The US position became amply clear in 2017 when the time came to renew the mining licenses of the various organisations. NOAA stated that, (i) the purpose of the Act was to allow deep seabed mining activities pending the US ratification of UNCLOS, and (ii) the Act may give organisations rights domestically but not internationally, as the USA fails to go through the internationally recognised process mandated by the ISA for State parties to the UNCLOS. Hence, this creates a dilemma for license holders under the Act, as their legal right does not exist in the real world. This makes it clear that even despite being an NSP, the US has actively regarded the mining regime vis-à-vis the ISA, as an inherently legal obligation. Resultantly, to conduct deep seabed mining, Lockheed Martin holds two contracts through its United Kingdom (UK) subsidiary (UKSRL). This has been possible as the UK is a State party to UNCLOS and State parties do have the power under the Convention to sponsor private corporations to conduct seabed mining activities under the ISA.


An analysis of the US case demonstrates that even NSPs view the ISA regulations to be legally binding. Furthermore, under the US Act, a Deep Seabed Revenue Sharing Trust Fund was created with the intention of sharing the extracted resources with the international community. This Trust Fund fulfils a very similar purpose which is enshrined in the Preamble of the UNCLOS and for which the ISA was created: the common heritage of mankind. Assessing the situation from the viewpoint of the sole NSP, i.e., the US, it can be reasonably assumed that ISA approval when it comes to seabed mining is the non-regression standard.
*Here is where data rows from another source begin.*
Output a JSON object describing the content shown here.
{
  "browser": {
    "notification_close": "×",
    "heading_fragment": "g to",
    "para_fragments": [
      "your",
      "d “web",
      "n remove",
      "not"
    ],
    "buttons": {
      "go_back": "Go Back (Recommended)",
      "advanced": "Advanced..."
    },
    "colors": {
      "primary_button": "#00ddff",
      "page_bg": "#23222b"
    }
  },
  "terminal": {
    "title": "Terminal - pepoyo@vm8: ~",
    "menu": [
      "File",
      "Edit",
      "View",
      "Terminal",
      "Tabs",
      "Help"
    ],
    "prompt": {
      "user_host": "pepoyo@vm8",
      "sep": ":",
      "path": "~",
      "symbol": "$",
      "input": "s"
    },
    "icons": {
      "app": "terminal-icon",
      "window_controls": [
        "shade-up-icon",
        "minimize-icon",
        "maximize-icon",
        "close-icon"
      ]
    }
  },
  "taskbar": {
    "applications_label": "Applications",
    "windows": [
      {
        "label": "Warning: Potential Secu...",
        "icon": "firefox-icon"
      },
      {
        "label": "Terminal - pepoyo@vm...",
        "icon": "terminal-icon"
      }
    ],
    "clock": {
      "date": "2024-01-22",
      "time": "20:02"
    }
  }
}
This means that at a point in time if a State adopts any precautionary strategy other than requisite ISA approvals before conducting deep seabed mining, the same would be insufficient and not conform to international standards. The purpose of ISA was never to mitigate all forms of harm that are accrued as a result of deep seabed mining activities but to control and regulate the harm caused to the marine environment.


Conclusion

It is difficult to say that the sole model of an NSP such as the US following ISA regulations is sufficient to prove the customary status of the Authority. Furthermore, the lack of implementation of these contracts by ISA cast a doubt on the legal status of the regime. A question that also requires due consideration is whether States which lack the technological and capital capability to conduct deep seabed mining activity, irrespective of their obedience to the UNCLOS, regard the ISA to have a legal authority. Nevertheless, post the implementation of the ISA contracts in the near future, a clearer picture regarding the customary character of the regime would be carved out. If this mining regime envisaged under the UNCLOS can become a source of law under Art. 38(1)(b) of the Statute of the International Court of Justice, it would be a boon for the protection of the marine environment as well as the industrial sectors dependent on seabed resources.